I put the work in. I really grew a passion for these industries and then every time it had its cyclical sell-off when everybody said it was shite, then I took advantage. I bought the dip and I stayed patient. Haitians pay is Huge for the growth sector.
I mean, if you look at the past of a lot of the mainstream growth stocks that are at huge levels right now, a lot of them did nothing for years or went down for years and then went up huge. Now I think that the trend is actually a lot faster than having to wait years. I think that you know you're probably a few quarters in for the growth sector to start coming back to a large degree. Maybe you do need to see a little bit more of a breath in the broader market to get on the right train track with that.
But however far away that is at the end of the day, Kathy would have saying wait a second. A real danger is not being aware of these emerging technologies in innovative industries. Anyways, folks that caps off the video. if you have any questions, feel free to reach out to us below or join us on zip trader Circle if you'd like to learn how to trade.
With our step-by-step lessons, our private chat, and of course our daily morning briefings where we brief on what's happening in the market each and every morning, as well as my favorite catalysts and what my thought process is on them. I'll go ahead and put a link to Zip Trader you below. Make sure to watch the video on the website. I'll walk you through everything you need to know about the course so you can decide whether or not it's a good fit for you.
Fud Stopper 50 will get you 50 bucks off before checkout if you're wondering what broker to trade these stocks on. All we like to send new traders over to Public.com Ziptrader They're a fantastic broker and you will get one free stock when you sign up and deposit just one dollar using our link below. Anyways, folks, that caps off the video and I'll see you in the next one.
Charlie, you're a great man
OMG… can you slow down? Your speech acts like it's in a race with itself….

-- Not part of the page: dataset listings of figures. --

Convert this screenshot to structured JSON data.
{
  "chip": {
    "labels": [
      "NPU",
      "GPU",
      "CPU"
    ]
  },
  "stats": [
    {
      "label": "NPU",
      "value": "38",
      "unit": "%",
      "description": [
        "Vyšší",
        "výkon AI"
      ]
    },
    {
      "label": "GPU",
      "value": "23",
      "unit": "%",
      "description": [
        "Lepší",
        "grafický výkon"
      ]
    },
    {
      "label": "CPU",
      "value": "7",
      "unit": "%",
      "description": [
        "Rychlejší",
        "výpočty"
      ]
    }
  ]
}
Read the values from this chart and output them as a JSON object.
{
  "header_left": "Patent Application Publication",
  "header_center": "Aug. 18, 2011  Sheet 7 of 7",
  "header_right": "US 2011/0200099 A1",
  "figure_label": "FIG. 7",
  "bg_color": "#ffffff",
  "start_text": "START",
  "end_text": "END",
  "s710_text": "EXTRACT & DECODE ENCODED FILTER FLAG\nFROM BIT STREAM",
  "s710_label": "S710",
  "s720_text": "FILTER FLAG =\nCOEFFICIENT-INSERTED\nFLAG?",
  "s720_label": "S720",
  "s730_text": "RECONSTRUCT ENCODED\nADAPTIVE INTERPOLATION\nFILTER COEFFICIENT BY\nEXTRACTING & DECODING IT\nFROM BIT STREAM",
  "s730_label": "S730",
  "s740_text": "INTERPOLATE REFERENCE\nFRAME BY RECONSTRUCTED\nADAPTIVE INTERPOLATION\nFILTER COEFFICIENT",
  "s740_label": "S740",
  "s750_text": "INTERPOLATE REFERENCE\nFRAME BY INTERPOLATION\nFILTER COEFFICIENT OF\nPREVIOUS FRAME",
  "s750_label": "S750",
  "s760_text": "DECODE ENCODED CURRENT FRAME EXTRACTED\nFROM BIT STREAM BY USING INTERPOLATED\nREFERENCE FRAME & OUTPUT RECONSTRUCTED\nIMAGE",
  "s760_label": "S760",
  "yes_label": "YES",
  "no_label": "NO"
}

small gasp before the big gasp – advanced technical jargon taught only in the most esteemed of institutions.
SHIBA SHIBA SHIBA
Being 60 and how to manage the sequence of returns in those early periods is what seems quite scary in the current market. The market is never a loser in a twenty year cycle, but the 2000s decade scenario scares me and could really disrupt my retirement. When you are no longer accumulating but withdrawing its hard to be anything but cautious.
This hit perfect as I’ve stopped looking at my trades daily and spent that time taking care of things I’ve been putting off.
Definitely wrong about productivity gains by employees. People do not want to work for income lol
Cathie Woods always looks like she has a filter on
rents do not got down. only up
Is slgg worth watching?
I had to fight for my profits today. Started the day red and fought back out
Starting early is the best way of getting ahead to build wealth, investing remain a priority with the right skills and proper understanding of how the market works.
The supply chain issue is Not going to get better..it will get much much worse
AMC AMC AMC AMC AMC AMC AMC!!!!
Charlie never breathes. 🤣
Pay your employees more, and they are able to purchase more. Higher wages result in a stronger economy in the mid to long term.
Thanks for your great insight. Thoughts on the uranium spectrum
Charlie could you do a video on some of the discounted stocks
You talk too fast !!
Cathy Wood look like Bruce/Caitlin Jenner.
I don’t buy dips I buy corrections
Great summary/breakdown. Much appreciated. Especially the part about having capital set aside to keep averaging down.
What the hell happened to PROG
BE CAREFUL OF THE RELENTLESS FAKE ZIPTRADER ACCOUNTS IN THE COMMENT SECTION!